In other words, working autonomously helps employees create careers with goals, milestones and progression opportunities – a significant factor in whether employees enjoy their work or not.

Working autonomously improves work-life balance

Pre-Covid, multiple surveys suggested that 80% of employees would like to work from home at least once a week, and would even take a pay cut to do so. More recent figures suggest that this desire has only increased since the pandemic, with over half of employees saying they would like to work remotely three days a week or more.

graph-employees-want-remote-working

(Image source: pwc.com)

There’s good reason for this. The same study found that both employees (71%) and employers (83%) have found remote work to be a success throughout the pandemic.

graph-remote-working-successful

(Image source: pwc.com)

As well as trusting employees to manage their own workloads and work in a manner that suits them, autonomy in the workplace can also give your employees greater flexibility when it comes to where and when they work.

This won’t be possible for all work environments, but for those where constant staff presence is not essential (such as offices), offering flexible hours and home working options reduces the stress of juggling work with everyday demands like arranging childcare and attending healthcare appointments.

When you remove the need to worry about these things, you remove a significant distraction that drives down productivity. Your employees can focus more on the work at hand rather than how they’re going to manage the school run, whether the GP surgery has any late appointments left, or whether the trains will get them back in time to watch their child’s school play.

There’s plenty of research that suggests home working offers productivity gains, too.

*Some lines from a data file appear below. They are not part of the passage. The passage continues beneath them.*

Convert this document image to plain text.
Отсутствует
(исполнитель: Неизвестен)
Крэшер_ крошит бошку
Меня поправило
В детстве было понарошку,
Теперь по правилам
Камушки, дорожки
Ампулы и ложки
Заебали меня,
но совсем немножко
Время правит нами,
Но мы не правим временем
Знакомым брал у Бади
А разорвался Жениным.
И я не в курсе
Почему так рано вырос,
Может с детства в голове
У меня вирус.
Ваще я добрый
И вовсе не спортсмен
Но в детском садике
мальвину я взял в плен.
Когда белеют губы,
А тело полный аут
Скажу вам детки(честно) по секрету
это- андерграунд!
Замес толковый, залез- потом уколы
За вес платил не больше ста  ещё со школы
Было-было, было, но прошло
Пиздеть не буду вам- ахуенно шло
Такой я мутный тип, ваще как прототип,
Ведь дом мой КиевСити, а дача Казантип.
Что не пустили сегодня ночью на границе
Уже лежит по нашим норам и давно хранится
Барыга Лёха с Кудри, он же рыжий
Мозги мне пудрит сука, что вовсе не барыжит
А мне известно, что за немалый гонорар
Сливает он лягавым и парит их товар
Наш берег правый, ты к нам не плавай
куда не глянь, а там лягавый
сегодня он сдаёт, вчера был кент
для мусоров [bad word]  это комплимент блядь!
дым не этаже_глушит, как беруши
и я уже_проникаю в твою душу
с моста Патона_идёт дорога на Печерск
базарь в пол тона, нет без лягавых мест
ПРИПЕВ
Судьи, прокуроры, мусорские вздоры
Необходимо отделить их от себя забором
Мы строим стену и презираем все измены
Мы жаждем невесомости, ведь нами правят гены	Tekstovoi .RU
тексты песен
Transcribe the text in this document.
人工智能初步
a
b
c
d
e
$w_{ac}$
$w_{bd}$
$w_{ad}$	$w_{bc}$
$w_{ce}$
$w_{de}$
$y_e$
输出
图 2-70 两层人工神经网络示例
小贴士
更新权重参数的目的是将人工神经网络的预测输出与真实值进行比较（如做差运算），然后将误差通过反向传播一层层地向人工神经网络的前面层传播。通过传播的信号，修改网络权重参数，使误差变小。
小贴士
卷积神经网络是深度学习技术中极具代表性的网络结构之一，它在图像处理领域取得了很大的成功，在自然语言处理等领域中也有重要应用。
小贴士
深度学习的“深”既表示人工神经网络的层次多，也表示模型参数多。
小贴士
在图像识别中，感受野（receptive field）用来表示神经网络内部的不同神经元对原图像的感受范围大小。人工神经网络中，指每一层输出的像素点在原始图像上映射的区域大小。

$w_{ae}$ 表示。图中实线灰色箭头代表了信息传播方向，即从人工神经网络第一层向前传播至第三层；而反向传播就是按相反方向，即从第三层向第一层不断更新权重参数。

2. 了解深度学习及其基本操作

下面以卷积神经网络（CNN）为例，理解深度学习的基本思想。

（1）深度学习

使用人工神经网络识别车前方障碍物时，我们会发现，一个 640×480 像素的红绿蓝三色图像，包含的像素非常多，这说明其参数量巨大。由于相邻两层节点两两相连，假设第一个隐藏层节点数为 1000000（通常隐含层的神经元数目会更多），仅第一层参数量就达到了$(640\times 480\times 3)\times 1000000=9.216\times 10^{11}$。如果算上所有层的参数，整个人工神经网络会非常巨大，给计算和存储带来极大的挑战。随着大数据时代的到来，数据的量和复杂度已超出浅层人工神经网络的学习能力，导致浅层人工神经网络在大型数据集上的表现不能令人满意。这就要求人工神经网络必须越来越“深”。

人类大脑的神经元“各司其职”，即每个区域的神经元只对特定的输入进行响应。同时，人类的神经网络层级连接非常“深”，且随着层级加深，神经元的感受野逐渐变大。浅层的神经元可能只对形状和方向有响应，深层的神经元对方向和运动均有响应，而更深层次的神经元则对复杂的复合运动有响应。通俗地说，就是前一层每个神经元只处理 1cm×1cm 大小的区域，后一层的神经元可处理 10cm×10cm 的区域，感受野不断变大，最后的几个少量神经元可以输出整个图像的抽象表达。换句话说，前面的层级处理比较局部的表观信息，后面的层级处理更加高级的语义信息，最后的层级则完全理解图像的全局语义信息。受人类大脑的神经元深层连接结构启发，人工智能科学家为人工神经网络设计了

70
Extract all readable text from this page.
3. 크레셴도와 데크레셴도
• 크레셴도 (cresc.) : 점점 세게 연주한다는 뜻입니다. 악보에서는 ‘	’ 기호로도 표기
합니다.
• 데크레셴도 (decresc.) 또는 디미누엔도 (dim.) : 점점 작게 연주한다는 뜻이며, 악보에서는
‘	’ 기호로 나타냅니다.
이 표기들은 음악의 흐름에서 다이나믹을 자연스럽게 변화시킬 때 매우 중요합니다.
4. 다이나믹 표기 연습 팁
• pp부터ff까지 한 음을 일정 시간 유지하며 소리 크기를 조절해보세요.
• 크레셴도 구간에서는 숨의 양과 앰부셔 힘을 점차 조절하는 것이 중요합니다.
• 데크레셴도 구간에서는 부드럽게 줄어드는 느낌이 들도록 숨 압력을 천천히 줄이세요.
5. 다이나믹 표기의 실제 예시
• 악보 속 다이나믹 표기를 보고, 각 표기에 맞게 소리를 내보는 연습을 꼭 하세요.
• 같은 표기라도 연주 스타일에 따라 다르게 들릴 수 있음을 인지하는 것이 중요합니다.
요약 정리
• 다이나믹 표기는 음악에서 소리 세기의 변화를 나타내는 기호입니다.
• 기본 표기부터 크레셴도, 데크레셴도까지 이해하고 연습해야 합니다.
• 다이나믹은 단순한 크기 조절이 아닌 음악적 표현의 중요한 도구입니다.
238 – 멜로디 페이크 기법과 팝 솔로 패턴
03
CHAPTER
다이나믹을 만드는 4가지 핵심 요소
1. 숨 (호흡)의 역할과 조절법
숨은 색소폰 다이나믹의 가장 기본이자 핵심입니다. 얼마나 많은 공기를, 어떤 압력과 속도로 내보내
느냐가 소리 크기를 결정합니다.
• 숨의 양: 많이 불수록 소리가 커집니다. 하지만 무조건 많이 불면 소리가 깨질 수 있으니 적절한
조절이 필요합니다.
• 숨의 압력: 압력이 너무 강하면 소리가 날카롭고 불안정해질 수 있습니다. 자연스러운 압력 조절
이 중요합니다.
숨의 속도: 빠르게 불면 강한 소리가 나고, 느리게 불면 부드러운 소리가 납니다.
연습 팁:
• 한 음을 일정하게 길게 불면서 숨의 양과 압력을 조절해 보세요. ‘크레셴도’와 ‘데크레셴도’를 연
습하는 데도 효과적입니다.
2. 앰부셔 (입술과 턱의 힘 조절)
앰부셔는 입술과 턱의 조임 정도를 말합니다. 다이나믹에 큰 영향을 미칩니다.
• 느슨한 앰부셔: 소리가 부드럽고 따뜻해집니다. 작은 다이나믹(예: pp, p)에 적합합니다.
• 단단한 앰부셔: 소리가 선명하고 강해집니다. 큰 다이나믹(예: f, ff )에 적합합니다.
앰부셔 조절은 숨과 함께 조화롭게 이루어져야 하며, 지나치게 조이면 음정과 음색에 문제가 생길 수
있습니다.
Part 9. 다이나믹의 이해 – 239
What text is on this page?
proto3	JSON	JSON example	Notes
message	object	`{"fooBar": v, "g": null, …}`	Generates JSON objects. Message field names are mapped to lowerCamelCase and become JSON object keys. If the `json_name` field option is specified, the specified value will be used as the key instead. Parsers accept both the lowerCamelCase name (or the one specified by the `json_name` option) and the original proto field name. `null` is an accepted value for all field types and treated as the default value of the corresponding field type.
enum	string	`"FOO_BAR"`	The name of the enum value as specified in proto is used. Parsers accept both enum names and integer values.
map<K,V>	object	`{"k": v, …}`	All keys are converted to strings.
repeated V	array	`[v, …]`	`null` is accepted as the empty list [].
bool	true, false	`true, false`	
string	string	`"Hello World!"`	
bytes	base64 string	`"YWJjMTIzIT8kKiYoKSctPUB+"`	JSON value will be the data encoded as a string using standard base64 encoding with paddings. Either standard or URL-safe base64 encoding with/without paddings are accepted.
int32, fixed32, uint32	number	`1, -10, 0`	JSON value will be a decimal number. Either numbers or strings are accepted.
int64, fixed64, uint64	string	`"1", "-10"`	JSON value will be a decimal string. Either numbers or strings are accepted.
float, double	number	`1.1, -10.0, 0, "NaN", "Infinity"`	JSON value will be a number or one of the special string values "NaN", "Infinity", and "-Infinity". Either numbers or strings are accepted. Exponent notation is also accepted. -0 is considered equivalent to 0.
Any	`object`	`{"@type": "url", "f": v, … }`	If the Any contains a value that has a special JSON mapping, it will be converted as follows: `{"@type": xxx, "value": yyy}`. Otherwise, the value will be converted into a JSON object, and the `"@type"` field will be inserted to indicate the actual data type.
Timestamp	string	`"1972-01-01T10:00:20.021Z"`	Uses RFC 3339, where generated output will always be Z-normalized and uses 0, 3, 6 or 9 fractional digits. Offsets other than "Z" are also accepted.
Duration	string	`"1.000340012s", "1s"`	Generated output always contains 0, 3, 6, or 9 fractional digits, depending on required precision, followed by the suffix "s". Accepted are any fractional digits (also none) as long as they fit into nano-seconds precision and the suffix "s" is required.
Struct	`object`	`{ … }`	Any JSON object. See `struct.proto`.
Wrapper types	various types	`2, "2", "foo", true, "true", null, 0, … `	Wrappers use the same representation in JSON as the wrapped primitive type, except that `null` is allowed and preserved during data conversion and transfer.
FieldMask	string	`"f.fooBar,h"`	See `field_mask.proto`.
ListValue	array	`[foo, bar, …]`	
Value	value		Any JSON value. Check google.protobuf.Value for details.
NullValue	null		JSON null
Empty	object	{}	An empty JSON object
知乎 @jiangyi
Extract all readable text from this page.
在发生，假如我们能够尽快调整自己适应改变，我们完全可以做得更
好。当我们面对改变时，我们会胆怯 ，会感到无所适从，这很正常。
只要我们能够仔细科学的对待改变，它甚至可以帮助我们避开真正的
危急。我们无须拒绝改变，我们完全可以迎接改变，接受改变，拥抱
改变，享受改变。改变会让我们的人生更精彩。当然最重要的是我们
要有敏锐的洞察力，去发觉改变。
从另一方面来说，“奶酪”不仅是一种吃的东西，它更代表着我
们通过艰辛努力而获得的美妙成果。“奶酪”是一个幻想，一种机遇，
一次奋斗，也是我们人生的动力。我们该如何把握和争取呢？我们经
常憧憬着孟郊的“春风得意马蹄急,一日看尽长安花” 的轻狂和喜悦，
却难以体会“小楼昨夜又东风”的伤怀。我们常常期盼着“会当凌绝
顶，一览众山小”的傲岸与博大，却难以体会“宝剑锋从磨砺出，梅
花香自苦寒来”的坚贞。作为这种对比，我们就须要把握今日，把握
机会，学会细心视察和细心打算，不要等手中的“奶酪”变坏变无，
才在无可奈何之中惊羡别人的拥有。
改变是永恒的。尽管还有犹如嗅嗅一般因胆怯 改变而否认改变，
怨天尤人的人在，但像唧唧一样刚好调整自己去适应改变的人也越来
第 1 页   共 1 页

A 2020 survey suggests that 75% of office workers (in this case, marketers) feel more productive at home. Bear in mind that these results are with the major distractions a global pandemic offers, like home-schooling, worrying about loved ones and sharing working spaces or devices. Imagine what those figures would look like without the impact of COVID 19.

A quick summary

Working autonomously increases job satisfaction and employee engagement across your organisation. If you demonstrate to your employees that you trust them to manage their own workloads and apply their skills to the best of their professional knowledge, they will be happier at work.

There are many ways of doing this. You might be able to offer flexible working options. If you can’t, you can encourage workplace autonomy by recognising individual contributions employees make, avoiding over-intrusive interruptions and letting employee performance speak for itself.

This has major benefits for employers as well – employee engagement and job satisfaction increase productivity significantly, which makes it easier for organisations to hit key business goals and grow their revenue.

Overall, the long-term benefits of working autonomously far outweigh keeping your workforce’s potential under lock and key through intrusive micro-managerial practice.